Colbert liked the theory that a trade surplus equalled national prosperity. Schumpeter goes further, claiming that Colbert was “addicted” to it. “The universal rule of finances”, Colbert said to the King, “should be always to watch, and use every care, and all the authority of Your Majesty, to attract money into the kingdom.”8 Contrary to modern economists, who basically argue that it is possible for all countries to get richer at once, Colbert implied that France could only get rich at the expense of other places. “Commerce amounts to a perpetual combat, in peace and in war, between the nations of Europe,” he told Louis in 1669.9

Historians have noted that under the watchful eye of Colbert there was a clear change in French government policy from what had come before. Martin Wolfe, for instance, finds little evidence of high import tariffs in Renaissance France.
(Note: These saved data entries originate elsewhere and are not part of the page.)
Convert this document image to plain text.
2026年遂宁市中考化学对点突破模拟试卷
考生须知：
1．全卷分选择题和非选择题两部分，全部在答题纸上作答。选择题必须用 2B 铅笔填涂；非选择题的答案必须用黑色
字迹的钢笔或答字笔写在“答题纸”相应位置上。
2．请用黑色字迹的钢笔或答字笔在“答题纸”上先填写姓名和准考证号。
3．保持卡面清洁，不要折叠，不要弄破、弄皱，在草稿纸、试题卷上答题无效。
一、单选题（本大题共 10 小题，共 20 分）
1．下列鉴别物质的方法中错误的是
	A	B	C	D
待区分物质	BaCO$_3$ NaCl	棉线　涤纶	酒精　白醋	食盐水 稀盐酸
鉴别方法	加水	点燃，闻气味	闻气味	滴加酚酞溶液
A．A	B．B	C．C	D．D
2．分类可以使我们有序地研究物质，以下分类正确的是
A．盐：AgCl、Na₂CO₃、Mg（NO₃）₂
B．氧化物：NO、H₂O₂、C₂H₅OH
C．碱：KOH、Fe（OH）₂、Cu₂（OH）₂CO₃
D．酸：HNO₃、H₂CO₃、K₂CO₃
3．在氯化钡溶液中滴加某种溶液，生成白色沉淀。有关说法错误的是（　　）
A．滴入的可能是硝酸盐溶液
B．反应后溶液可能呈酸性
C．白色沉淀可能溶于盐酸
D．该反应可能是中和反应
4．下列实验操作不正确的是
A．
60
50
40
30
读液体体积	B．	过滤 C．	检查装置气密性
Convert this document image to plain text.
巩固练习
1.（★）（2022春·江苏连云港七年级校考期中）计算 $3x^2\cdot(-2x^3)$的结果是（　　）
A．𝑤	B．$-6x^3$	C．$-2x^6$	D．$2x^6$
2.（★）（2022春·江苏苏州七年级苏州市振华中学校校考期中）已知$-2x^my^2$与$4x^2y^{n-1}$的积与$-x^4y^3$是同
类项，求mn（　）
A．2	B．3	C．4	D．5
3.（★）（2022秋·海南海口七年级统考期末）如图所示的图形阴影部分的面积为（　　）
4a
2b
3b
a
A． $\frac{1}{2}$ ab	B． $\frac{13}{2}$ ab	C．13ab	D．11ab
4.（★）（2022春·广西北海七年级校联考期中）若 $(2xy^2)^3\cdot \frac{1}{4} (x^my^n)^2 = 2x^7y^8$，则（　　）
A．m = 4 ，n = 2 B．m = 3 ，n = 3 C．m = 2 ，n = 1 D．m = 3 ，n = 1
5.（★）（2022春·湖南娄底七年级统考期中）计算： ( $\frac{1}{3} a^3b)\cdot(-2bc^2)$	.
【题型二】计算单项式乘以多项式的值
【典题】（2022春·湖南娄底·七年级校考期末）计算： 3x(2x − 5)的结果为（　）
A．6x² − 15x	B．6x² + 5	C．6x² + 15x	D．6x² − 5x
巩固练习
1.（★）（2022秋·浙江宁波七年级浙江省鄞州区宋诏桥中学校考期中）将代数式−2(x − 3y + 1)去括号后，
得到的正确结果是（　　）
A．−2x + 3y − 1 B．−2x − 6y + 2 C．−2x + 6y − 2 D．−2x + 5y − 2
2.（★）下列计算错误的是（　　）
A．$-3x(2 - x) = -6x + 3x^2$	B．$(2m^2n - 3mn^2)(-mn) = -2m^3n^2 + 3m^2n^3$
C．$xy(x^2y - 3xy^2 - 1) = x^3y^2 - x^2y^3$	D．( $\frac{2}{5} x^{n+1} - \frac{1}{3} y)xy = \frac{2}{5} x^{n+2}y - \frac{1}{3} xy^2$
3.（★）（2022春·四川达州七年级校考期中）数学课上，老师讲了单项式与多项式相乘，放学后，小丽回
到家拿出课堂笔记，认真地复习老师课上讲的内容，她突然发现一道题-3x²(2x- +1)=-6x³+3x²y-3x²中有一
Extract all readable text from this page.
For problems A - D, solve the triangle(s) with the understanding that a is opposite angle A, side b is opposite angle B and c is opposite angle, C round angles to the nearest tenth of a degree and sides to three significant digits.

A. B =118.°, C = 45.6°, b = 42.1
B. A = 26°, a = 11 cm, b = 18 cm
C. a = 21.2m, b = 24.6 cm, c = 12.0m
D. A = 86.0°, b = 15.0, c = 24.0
By the 17th century that had decisively changed. “The famous mercantilist principle of the balance of trade and its connection with the nation’s stock of money”, Wolfe argues, “is nowhere to be found in Renaissance France–at least not as we see it in Colbert’s time.”

As Donald Coleman, a historian, shows, in the mid-1660s Colbert started a trade war with France’s closest partners, England and the Netherlands, “in the interest of revenue, the balance of trade, and shipping, or in order to encourage and protect industry”. Tariffs imposed in 1667 were “protective to the point of aggression”. The English and Dutch responded with higher tariffs on French wines and brandies. Within a few years of Colbert taking the helm of economic power English exporters were moaning that exporting to France was impossible. Colbert also wanted the French navy to muscle in on trade in the Indian Ocean. According to Glenn Ames, a historian, Colbert’s motivation for doing so rested on a theory that “held that any French gains would necessarily have to come at the expense of the Dutch, the dominant power in that trade”.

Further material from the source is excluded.